Qatar’s growing cosmopolitan culture has forced families to break away from its age-old association with pets and domesticated animals.
There was a time when Qatari families woke up to the ‘cock-a-doodle-doo’ of roosters for Fajr (early morning prayers). But with the times changing, roosters have simply vanished from Qatari households and they are increasingly being replaced by imported birds, Turkish and Shirazi cats, rabbits, turtles and fluffy European breed puppies.
“Villages are fast disappearing. Old Qatari homes had large open premises, where domestic animals could freely move around. With Qataris moving into plush villas, the culture of living with domestic animals has become a thing of the past.
“The law that forbids owners from letting their domestic animals to graze in open grounds has forced a section of Qataris to shift them to ezab (farms),” says a senior Qatari citizen.
Qataris do not have a culture of keeping dogs at home and prefer to keep them for hunting and guarding.
But tides seem to be slightly turning.
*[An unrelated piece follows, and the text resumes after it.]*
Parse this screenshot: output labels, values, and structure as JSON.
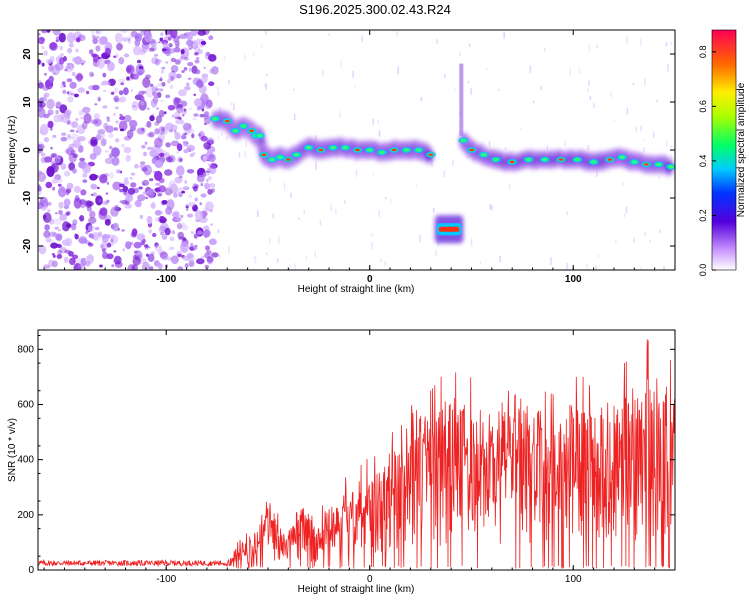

Influenced by Qatar’s emerging cosmopolitan culture, there is an increasing trend among the new generation of Qataris to befriend tiny, fluffy Western puppies.
Some believe raising pets has now turned into a significant element of lifestyle like fashion and cars. Young Qatari girls prefer having cats like Siamese and Shirazi ones in homes.
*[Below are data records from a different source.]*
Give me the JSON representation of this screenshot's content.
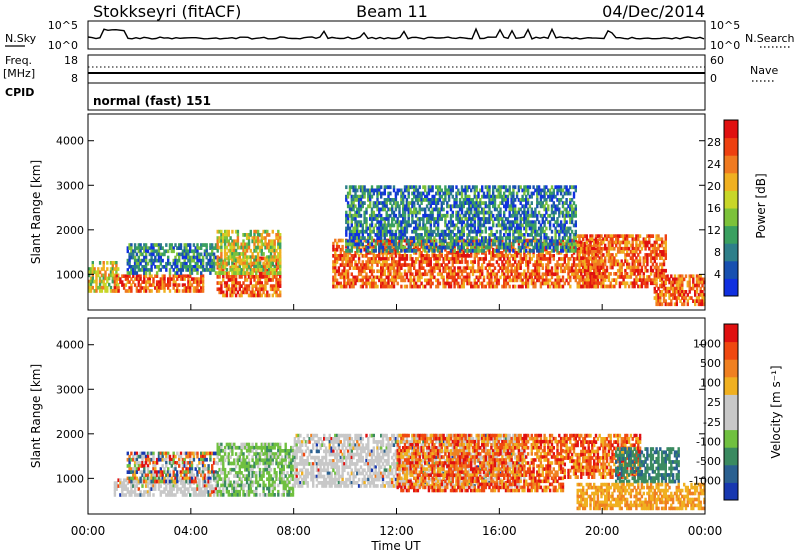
{
  "header": {
    "station": "Stokkseyri (fitACF)",
    "beam": "Beam 11",
    "date": "04/Dec/2014"
  },
  "noise_panel": {
    "left_label_top": "N.Sky",
    "right_label": "N.Search",
    "left_ticks": [
      "10^5",
      "10^0"
    ],
    "right_ticks": [
      "10^5",
      "10^0"
    ]
  },
  "freq_panel": {
    "left_label_top": "Freq.",
    "left_label_unit": "[MHz]",
    "right_label": "Nave",
    "left_ticks": [
      "18",
      "8"
    ],
    "right_ticks": [
      "60",
      "0"
    ]
  },
  "cpid_panel": {
    "label": "CPID",
    "text": "normal (fast) 151"
  },
  "chart_data": [
    {
      "type": "heatmap",
      "name": "power",
      "ylabel": "Slant Range [km]",
      "ylim": [
        200,
        4600
      ],
      "yticks": [
        "1000",
        "2000",
        "3000",
        "4000"
      ],
      "xlim": [
        0,
        24
      ],
      "colorbar": {
        "label": "Power [dB]",
        "ticks": [
          "4",
          "8",
          "12",
          "16",
          "20",
          "24",
          "28"
        ],
        "colors": [
          "#1030e0",
          "#1850b0",
          "#2e7f8a",
          "#3aa060",
          "#7cc23a",
          "#c8d628",
          "#f0b020",
          "#f07a20",
          "#ee4010",
          "#e01010"
        ]
      },
      "bands": [
        {
          "t0": 0.0,
          "t1": 1.2,
          "r0": 600,
          "r1": 1300,
          "level": "mid"
        },
        {
          "t0": 1.0,
          "t1": 4.5,
          "r0": 600,
          "r1": 1000,
          "level": "high"
        },
        {
          "t0": 1.5,
          "t1": 5.0,
          "r0": 1000,
          "r1": 1700,
          "level": "low"
        },
        {
          "t0": 5.0,
          "t1": 7.5,
          "r0": 500,
          "r1": 1400,
          "level": "high"
        },
        {
          "t0": 5.0,
          "t1": 7.5,
          "r0": 1000,
          "r1": 2000,
          "level": "mid"
        },
        {
          "t0": 9.5,
          "t1": 20.0,
          "r0": 700,
          "r1": 1800,
          "level": "high"
        },
        {
          "t0": 10.0,
          "t1": 19.0,
          "r0": 1500,
          "r1": 3000,
          "level": "low"
        },
        {
          "t0": 19.0,
          "t1": 22.5,
          "r0": 700,
          "r1": 1900,
          "level": "high"
        },
        {
          "t0": 22.0,
          "t1": 24.0,
          "r0": 300,
          "r1": 1000,
          "level": "high"
        }
      ]
    },
    {
      "type": "heatmap",
      "name": "velocity",
      "ylabel": "Slant Range [km]",
      "ylim": [
        200,
        4600
      ],
      "yticks": [
        "1000",
        "2000",
        "3000",
        "4000"
      ],
      "xlim": [
        0,
        24
      ],
      "xlabel": "Time UT",
      "xticks": [
        "00:00",
        "04:00",
        "08:00",
        "12:00",
        "16:00",
        "20:00",
        "00:00"
      ],
      "colorbar": {
        "label": "Velocity [m s⁻¹]",
        "ticks": [
          "1000",
          "500",
          "100",
          "25",
          "-25",
          "-100",
          "-500",
          "-1000"
        ],
        "colors": [
          "#1838b0",
          "#2a6090",
          "#3a8a60",
          "#70c040",
          "#c8c8c8",
          "#c8c8c8",
          "#f0b020",
          "#f08020",
          "#f04810",
          "#e01010"
        ]
      },
      "bands": [
        {
          "t0": 1.0,
          "t1": 5.0,
          "r0": 600,
          "r1": 1000,
          "level": "ground"
        },
        {
          "t0": 1.5,
          "t1": 5.0,
          "r0": 900,
          "r1": 1600,
          "level": "mixed"
        },
        {
          "t0": 5.0,
          "t1": 8.0,
          "r0": 600,
          "r1": 1800,
          "level": "green"
        },
        {
          "t0": 8.0,
          "t1": 17.0,
          "r0": 800,
          "r1": 2000,
          "level": "ground"
        },
        {
          "t0": 12.0,
          "t1": 18.5,
          "r0": 700,
          "r1": 2000,
          "level": "red"
        },
        {
          "t0": 18.5,
          "t1": 21.5,
          "r0": 1000,
          "r1": 2000,
          "level": "red"
        },
        {
          "t0": 20.5,
          "t1": 23.0,
          "r0": 900,
          "r1": 1700,
          "level": "teal"
        },
        {
          "t0": 19.0,
          "t1": 24.0,
          "r0": 300,
          "r1": 900,
          "level": "orange"
        }
      ]
    }
  ]
}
“Because of the influence of emerging foreign culture on the Qatari society, girls have begun to raise cats at home and I expect this practice to continue in the future.
“People will start imitating other cultures, raising animals at home,” said Rashid Al Kubaisi, a Qatari citizen.
The growing influence of foreign culture and the fact that domesticated animals and pets are readily available in the local market are the reasons why more and more young Qataris want to have pets at their homes, says a Qatari psychologist.